Corresponding to the mounting pattern of the specially shaped substrate 101, the hole of the special peeling plate 103 and the square groove of the carrier board 103 were formed. These are combined to obtain the setup form 104.

[Comparative Example 3]
In Example 1 and Example 2, the adhesive strength of the adhesive layer is about 0.4 N / mm in the 180 ° peel test, and the substrate can be sufficiently fixed to the carrier board during reflow. On the other hand, if the substrate is peeled off from the carrier board without damaging the solder joints or the like while maintaining the peeling speed without using a peeling plate, the adhesion layer is maintained. Adhesive strength of about 0.1 N / mm had to be used. With this adhesive strength, the substrate could not be fixed firmly enough, and it was easily peeled off by the hot air pressure in the furnace during reflow.

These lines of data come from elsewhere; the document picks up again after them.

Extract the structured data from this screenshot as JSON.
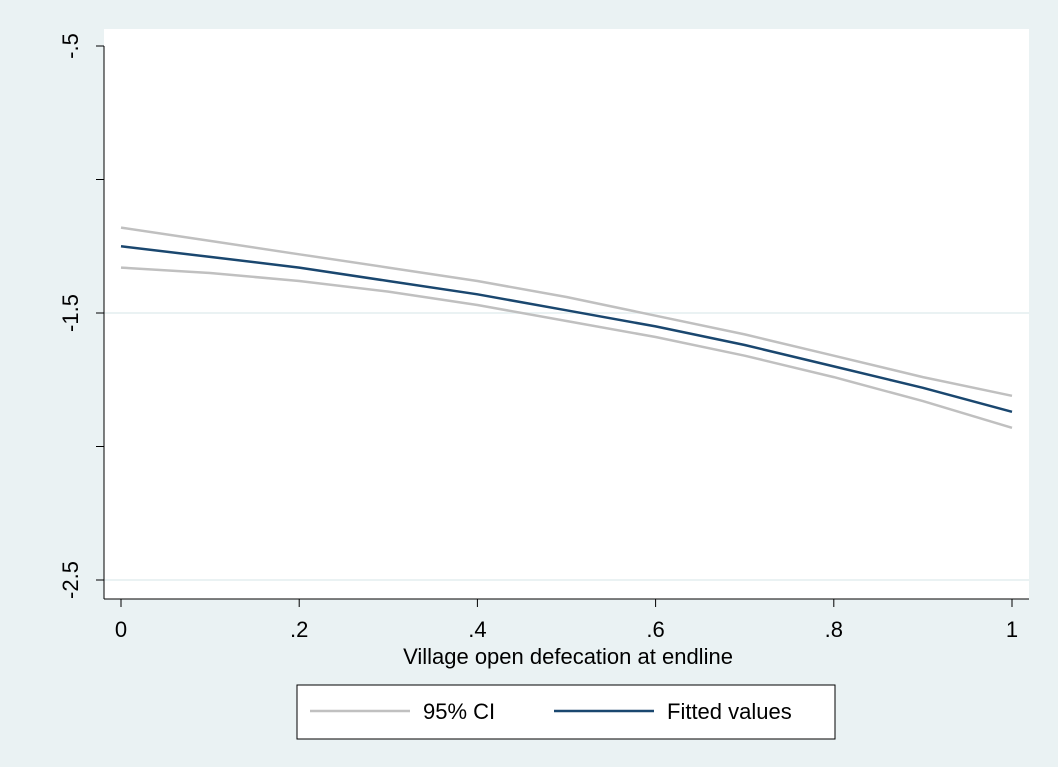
{
  "chart_data": {
    "type": "line",
    "xlabel": "Village open defecation at endline",
    "ylabel": "",
    "xlim": [
      0,
      1
    ],
    "ylim": [
      -2.5,
      -0.5
    ],
    "x_ticks": [
      {
        "value": 0,
        "label": "0"
      },
      {
        "value": 0.2,
        "label": ".2"
      },
      {
        "value": 0.4,
        "label": ".4"
      },
      {
        "value": 0.6,
        "label": ".6"
      },
      {
        "value": 0.8,
        "label": ".8"
      },
      {
        "value": 1,
        "label": "1"
      }
    ],
    "y_ticks": [
      {
        "value": -0.5,
        "label": "-.5"
      },
      {
        "value": -1,
        "label": ""
      },
      {
        "value": -1.5,
        "label": "-1.5"
      },
      {
        "value": -2,
        "label": ""
      },
      {
        "value": -2.5,
        "label": "-2.5"
      }
    ],
    "grid_y": [
      -1.5,
      -2.5
    ],
    "x": [
      0,
      0.1,
      0.2,
      0.3,
      0.4,
      0.5,
      0.6,
      0.7,
      0.8,
      0.9,
      1.0
    ],
    "series": [
      {
        "name": "95% CI",
        "role": "ci_upper",
        "color": "#c0c0c0",
        "values": [
          -1.18,
          -1.23,
          -1.28,
          -1.33,
          -1.38,
          -1.44,
          -1.51,
          -1.58,
          -1.66,
          -1.74,
          -1.81
        ]
      },
      {
        "name": "95% CI",
        "role": "ci_lower",
        "color": "#c0c0c0",
        "values": [
          -1.33,
          -1.35,
          -1.38,
          -1.42,
          -1.47,
          -1.53,
          -1.59,
          -1.66,
          -1.74,
          -1.83,
          -1.93
        ]
      },
      {
        "name": "Fitted values",
        "role": "fit",
        "color": "#1a476f",
        "values": [
          -1.25,
          -1.29,
          -1.33,
          -1.38,
          -1.43,
          -1.49,
          -1.55,
          -1.62,
          -1.7,
          -1.78,
          -1.87
        ]
      }
    ],
    "legend": {
      "placement": "bottom",
      "entries": [
        {
          "label": "95% CI",
          "color": "#c0c0c0"
        },
        {
          "label": "Fitted values",
          "color": "#1a476f"
        }
      ]
    },
    "colors": {
      "background": "#eaf2f3",
      "plot_area": "#ffffff",
      "grid": "#eaf2f3",
      "axis": "#000000"
    }
  }
}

11 12 31 Release plate 13 Adhesive layer hole 14 15 32 57 Carrier board 16 Adhesive layer 17 18 33 Through hole 21 Adhesive layer hole (hexagon)
22 Hole for adhesive layer (octagon)
23 Hole for adhesive layer (square)
34 State where release plate is set on carrier board 41 L-shaped substrate 42 Reflow carrier adhesive layer 43 Hole on substrate 35 82 92 Substrate
51 53 Setup form 61 62 Processing when performing manual peeling 52 54 Push-up jig 55 56 Peeling substrate and peeling plate 81 91 Electronic component 83 Peeling direction 84 94 Breakage of solder joint due to bending stress 93 Pushing direction 101 Atypical Substrate 102 Atypical substrate peeling plate 103 Atypical substrate carrier board

Claims (5)

A carrier board in which a non-adhesive groove is formed in an adhesive surface;
It consists of a peeling plate in which holes are formed to fit into the grooves of the carrier board,
The jig for board | substrate conveyance comprised so that the adhesion surface of the said carrier board in the state which both fitted may be the same surface as the said peeling plate, or protrudes.   2. The substrate carrying jig according to claim 1, wherein a protruding length of the surface of the carrier board protruding from the peeling plate is 0 to 0.2 mm.   3. The substrate transport according to claim 1, wherein the grooves formed in the carrier board are arranged vertically and horizontally at intervals of 5 to 10 mm on a side, and the width of the grooves is 1 to 5 mm. Jig.   4. The substrate transporting jig according to claim 1, 2, or 3, wherein notches serving as peeling levers are alternately provided on sides of the carrier board and the peeling plate. Use of a substrate transporting tool characterized in that the substrate is peeled from the carrier board by pulling up the peeling plate from the carrier board after the carrier board and the peeling plate are fitted and the substrate is placed on the carrier board. Method.